Finding Units Modular Arithmetic

[auru]

Homework Statement

I am required to find the units of ℤ₈.

Homework Equations

I have that
$\bar{a}$ = [a]_n = { a + kn, k ∈ ℤ }
$u$ ∈ ℤ_n is a unit if $u$ divides $\bar{1}$.

The Attempt at a Solution

I'm not sure how to go about this. My lecturer wrote out the multiplication table for ℤ₈ and simply noted that by inspection of the table, the units are: $\bar{1}$, $\bar{3}$, $\bar{5}$, $\bar{7}$.

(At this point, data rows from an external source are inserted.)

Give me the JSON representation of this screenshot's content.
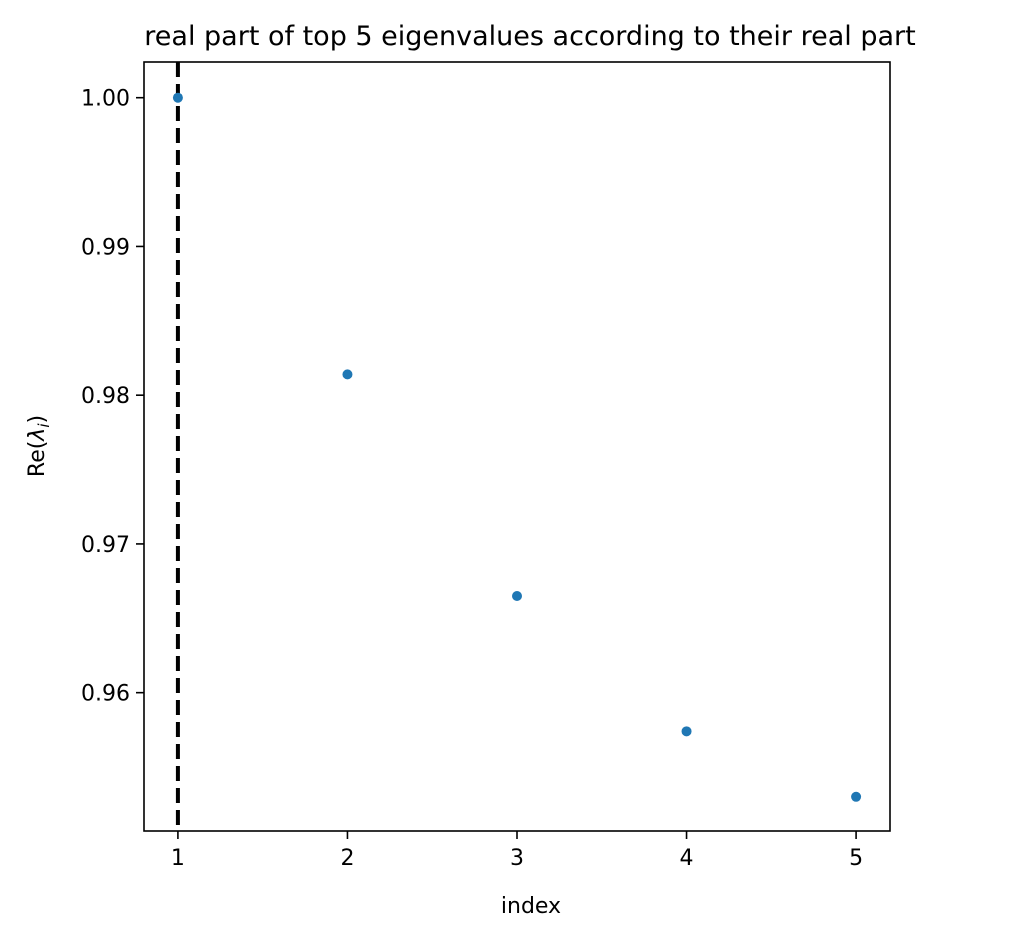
{
  "chart_data": {
    "type": "scatter",
    "title": "real part of top 5 eigenvalues according to their real part",
    "xlabel": "index",
    "ylabel": "Re(λi)",
    "ylabel_main": "Re(",
    "ylabel_symbol": "λ",
    "ylabel_subscript": "i",
    "ylabel_close": ")",
    "xlim": [
      0.8,
      5.2
    ],
    "ylim": [
      0.9507,
      1.0024
    ],
    "xticks": [
      1,
      2,
      3,
      4,
      5
    ],
    "xtick_labels": [
      "1",
      "2",
      "3",
      "4",
      "5"
    ],
    "yticks": [
      0.96,
      0.97,
      0.98,
      0.99,
      1.0
    ],
    "ytick_labels": [
      "0.96",
      "0.97",
      "0.98",
      "0.99",
      "1.00"
    ],
    "grid": false,
    "x": [
      1,
      2,
      3,
      4,
      5
    ],
    "y": [
      1.0,
      0.9814,
      0.9665,
      0.9574,
      0.953
    ],
    "point_color": "#1f77b4",
    "vline": {
      "x": 1,
      "style": "dashed",
      "color": "#000000"
    }
  }
}
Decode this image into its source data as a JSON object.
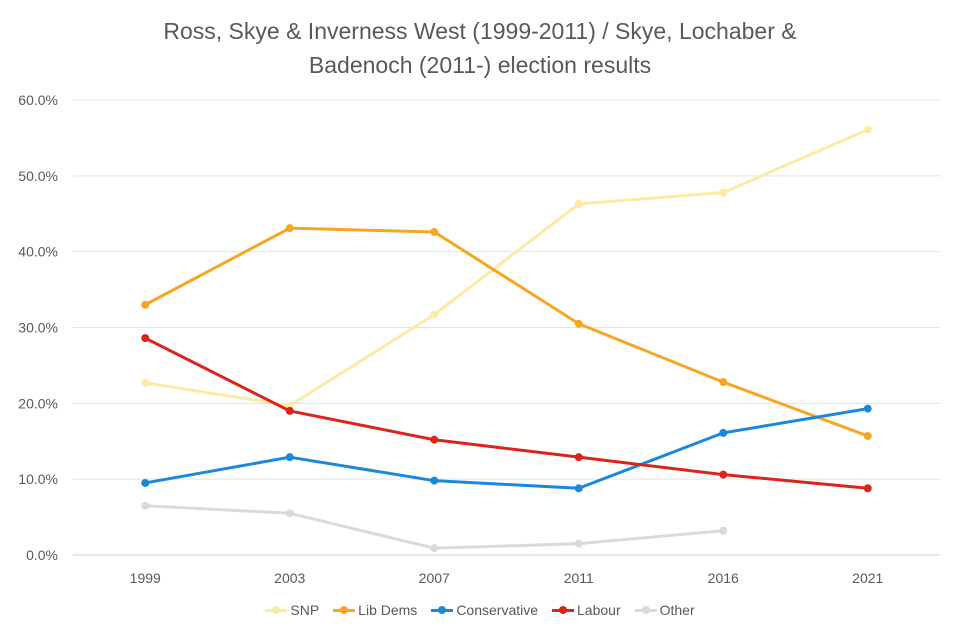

So I have the multiplication table

ℤ₈ $\bar{0}$, $\bar{1}$, $\bar{2}$, $\bar{3}$, $\bar{4}$, $\bar{5}$, $\bar{6}$, $\bar{7}$,
$\bar{0}$, $\bar{0}$, $\bar{0}$, $\bar{0}$, $\bar{0}$, $\bar{0}$, $\bar{0}$, $\bar{0}$, $\bar{0}$,
$\bar{1}$, $\bar{0}$, $\bar{1}$, $\bar{2}$, $\bar{3}$, $\bar{4}$, $\bar{5}$, $\bar{6}$, $\bar{7}$,
$\bar{2}$, $\bar{0}$, $\bar{2}$, $\bar{4}$, $\bar{6}$, $\bar{0}$, $\bar{2}$, $\bar{4}$, $\bar{6}$,
$\bar{3}$, $\bar{0}$, $\bar{3}$, $\bar{6}$, $\bar{1}$, $\bar{4}$, $\bar{7}$, $\bar{2}$, $\bar{5}$,
$\bar{4}$, $\bar{0}$, $\bar{4}$, $\bar{0}$, $\bar{4}$, $\bar{0}$, $\bar{4}$, $\bar{0}$, $\bar{4}$,
$\bar{5}$, $\bar{0}$, $\bar{5}$, $\bar{2}$, $\bar{7}$, $\bar{4}$, $\bar{1}$, $\bar{6}$, $\bar{3}$,
$\bar{6}$, $\bar{0}$, $\bar{6}$, $\bar{4}$, $\bar{2}$, $\bar{0}$, $\bar{6}$, $\bar{4}$, $\bar{2}$,
$\bar{7}$, $\bar{0}$, $\bar{7}$, $\bar{6}$, $\bar{5}$, $\bar{4}$, $\bar{3}$, $\bar{2}$, $\bar{1}$,

By inspection of the table, I see that $\bar{1}$, $\bar{3}$, $\bar{5}$, $\bar{7}$ all yield rows where each product is unique, indicating that they are the units of ℤ₈. However, I'd like to know of a more concrete way of finding the units of ℤ_n, if that is possible.

 

[Mark44]

Please do not delete a post just because you have found a solution.